“Yeah,” Vic responded.
Chapter 5
We stumbled down the Pink Stairwell, bumping into an older, severe woman who glared at us and scowled.
“What are you two doing above stairs?” she shrieked.
Vic and I stared at one another.
“A whole party is starting soon, with four of Master Tremblay’s special guests, and here you two are futzing about star-gazing. Get your arses down to the basement and change into your serving clothes! Or I’ll dock your pay and your ears!”
“Sorry,” I said. “What was your name?”
“Gladys Cantwell,” she snapped, gray hair shaking like her voice. “I’m the one that hired you two, ain’t I? What are you thinking? I don’t know how things went at your prior residence, but here, you’re Upstairs or Downstairs, and I’ll be damned if the two of you are Upstairs. Go! Before I throw you out myself!”
“We got lost,” I said.
Her face changed, then, and she nodded.
“Yes, well, I can see that. This is such a grand estate and all. Very well. Come along, duckies, and Mother Cantwell will show you where to go. You really ought to have found me first.”
“This isn’t going to work,” Vic whispered to me.
“Look, we’re in,” I said. “We solve this case, we get out of here. Bada bing, bada boom. That’s it.”
“You don’t understand,” Vic said. “And you don’t have the authority to use that line.”
“Bite me,” I said.
“I don’t do sloppy seconds,” he retorted.
“Come along, duckies,” Mother Cantwell snapped, and off we marched behind her, like mollified children.
“This is dangerous,” Vic whispered as we walked. “I think this is a… well. I’ve not really dealt with Land Wights before, to my recollection, but this is clearly a third-dimensional retelling of the night.”

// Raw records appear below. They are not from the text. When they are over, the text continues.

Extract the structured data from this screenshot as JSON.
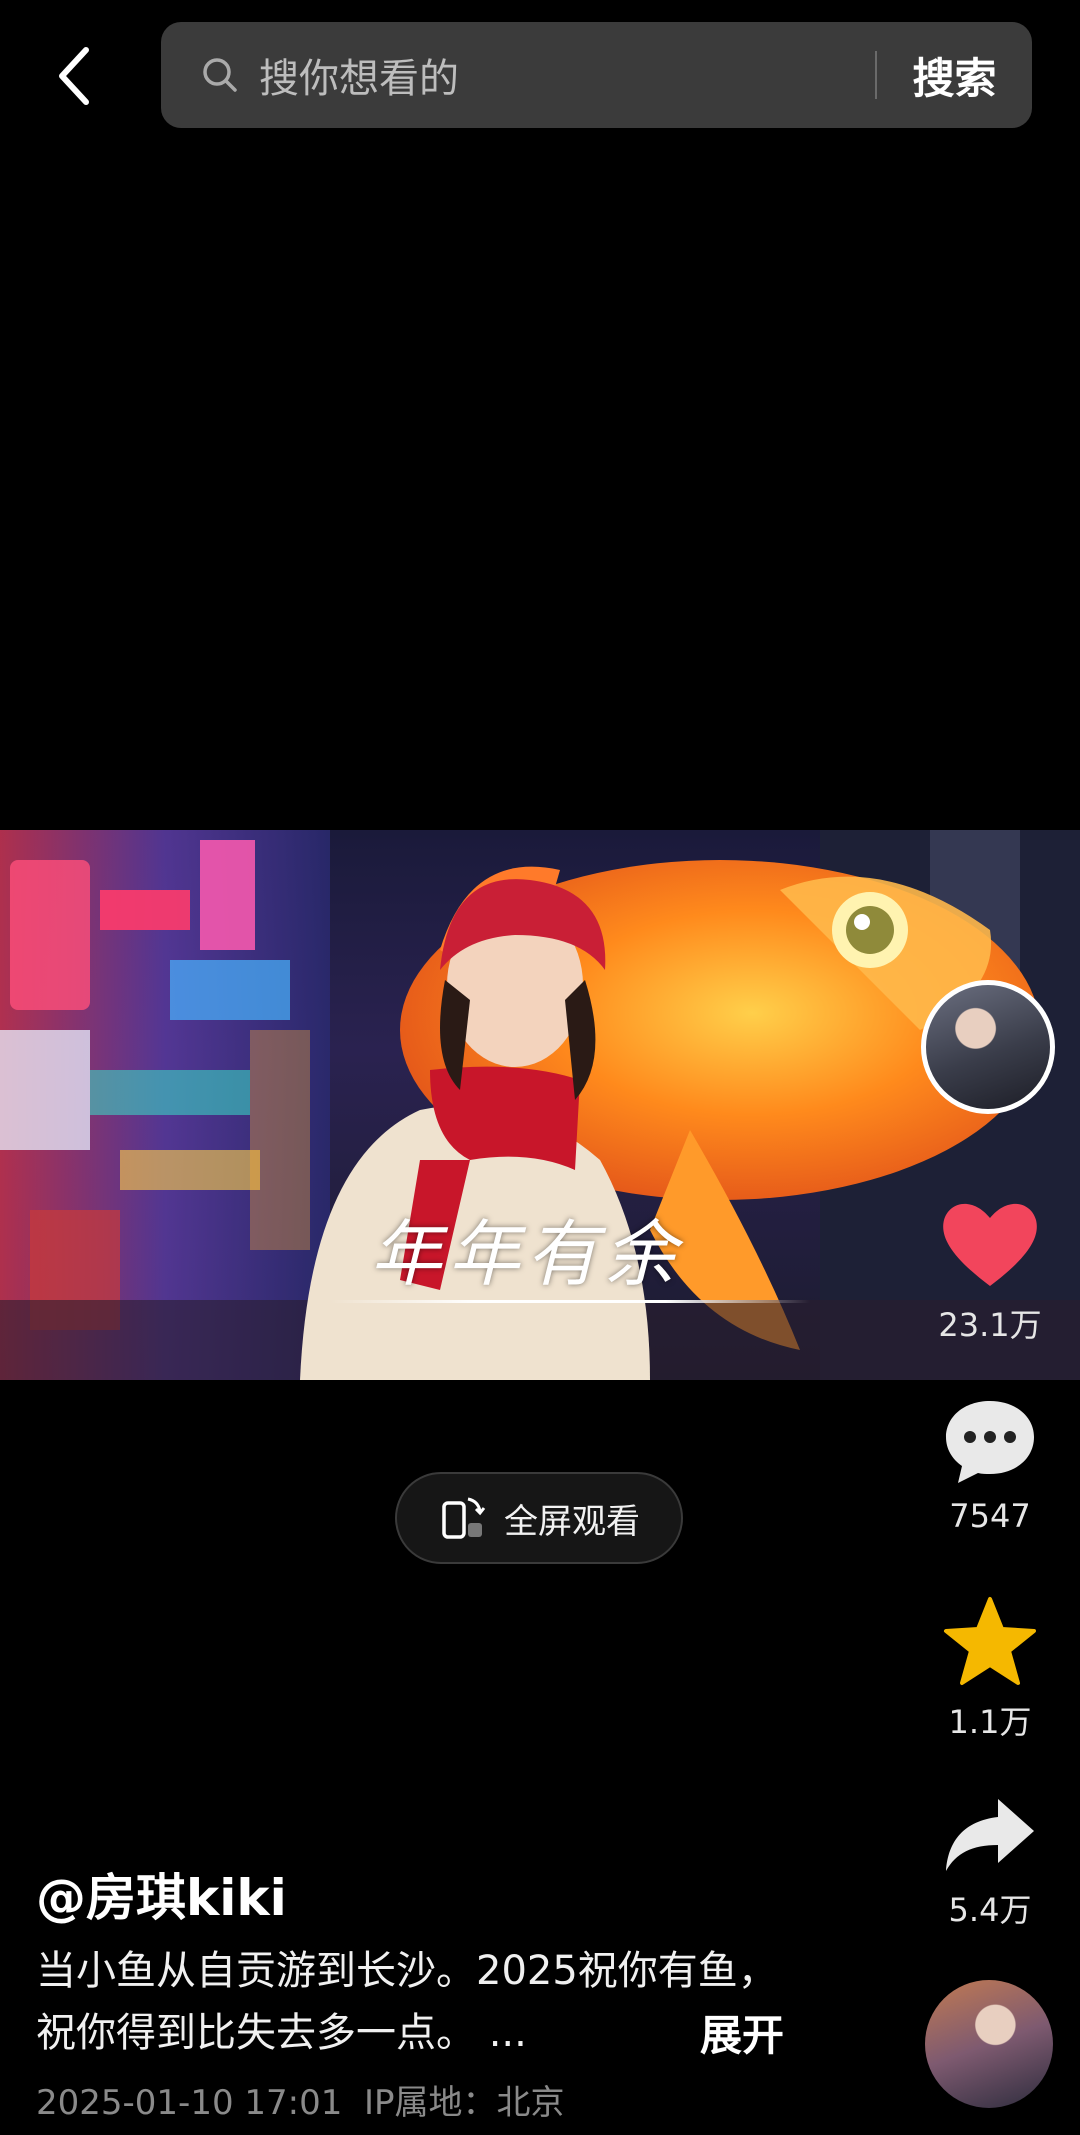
{
  "header": {
    "search_placeholder": "搜你想看的",
    "search_button": "搜索"
  },
  "video": {
    "caption": "年年有余"
  },
  "actions": {
    "likes": "23.1万",
    "comments": "7547",
    "favorites": "1.1万",
    "shares": "5.4万"
  },
  "fullscreen_label": "全屏观看",
  "post": {
    "author": "@房琪kiki",
    "description": "当小鱼从自贡游到长沙。2025祝你有鱼，祝你得到比失去多一点。 ...",
    "expand_label": "展开",
    "timestamp": "2025-01-10 17:01",
    "ip_location": "IP属地：北京"
  },
  "colors": {
    "like_red": "#f2455c",
    "favorite_gold": "#f5b800",
    "search_bg": "#3b3b3b"
  },
  "icons": [
    "back-arrow-icon",
    "search-icon",
    "heart-icon",
    "comment-icon",
    "star-icon",
    "share-icon",
    "fullscreen-icon"
  ]
}
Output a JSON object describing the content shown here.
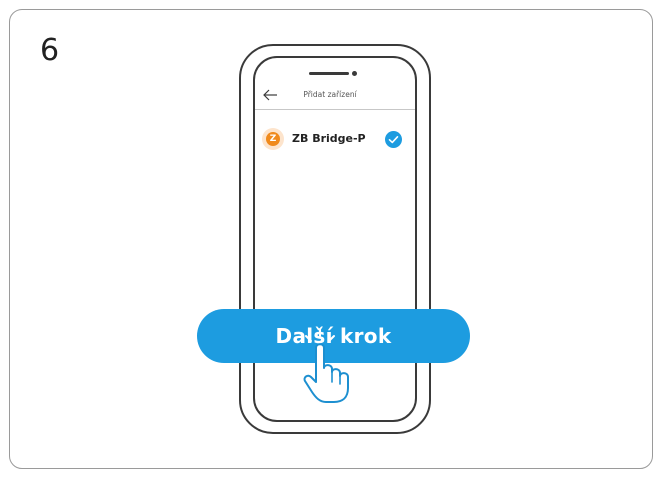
{
  "step": {
    "number": "6"
  },
  "app": {
    "header_title": "Přidat zařízení",
    "back_icon": "arrow-left-icon"
  },
  "device": {
    "name": "ZB Bridge-P",
    "logo_letter": "Z",
    "logo_icon": "zigbee-logo-icon",
    "selected": true,
    "check_icon": "check-circle-icon"
  },
  "button": {
    "label": "Další krok"
  },
  "pointer": {
    "icon": "hand-pointer-icon"
  },
  "colors": {
    "accent": "#1d9ce0",
    "logo_orange": "#f08a1c",
    "outline": "#3a3a3a",
    "card_border": "#9a9a9a"
  }
}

“What’s that mean?” I asked.
“It’s a simulation,” he said. “It’s real, but not real. Land Wights are big. They capture things—like he was saying, the house is a spider web. I don’t know how much of it he has access to, but he can replay events. These are real fragments of consciousness here. Real people. They may not know they’re dead. If you tinker with things too much—interject too much outside information, the collective subconscious rebels. We wind up getting attacked. Like we’re viruses in an ecosystem.”
“So we’re going to have to be servants,” I said.
“Pretty much. Welcome to your own episode of Downton Abbey.”
“I do not like that show,” I said.
He sneered at me.
“Figures,” he said. “Look, just keep your head down and your ears open. We investigate these new house guests here at the party—and we try and figure out what happened. Or. What will happen. Or whatever. You know what I mean.”
“Right,” I said.
We followed Mother Cantwell into the kitchens. Another young woman locked eyes with us—she was the youngest here, and looked a startling amount like Mr. Tremblay if his face were leaner, more feminine, and framed by a big wash of blonde curls. She was man-handling some dough and seemed a bit distracted.
“Down this way, duckies.”
We turned down a set of stairs into a sub-basement behind the kitchen. There was a series of cots in the room, alongside a bunch of chests.
“The two of you are on canape and drinks service,” she said. “Appropriate attire is located in your changing chests at the foot of your stations. Make yourselves presentable and come back to the kitchen if you will. We have much to set up in the dining room, and we need as many hands as possible to take care of it all.”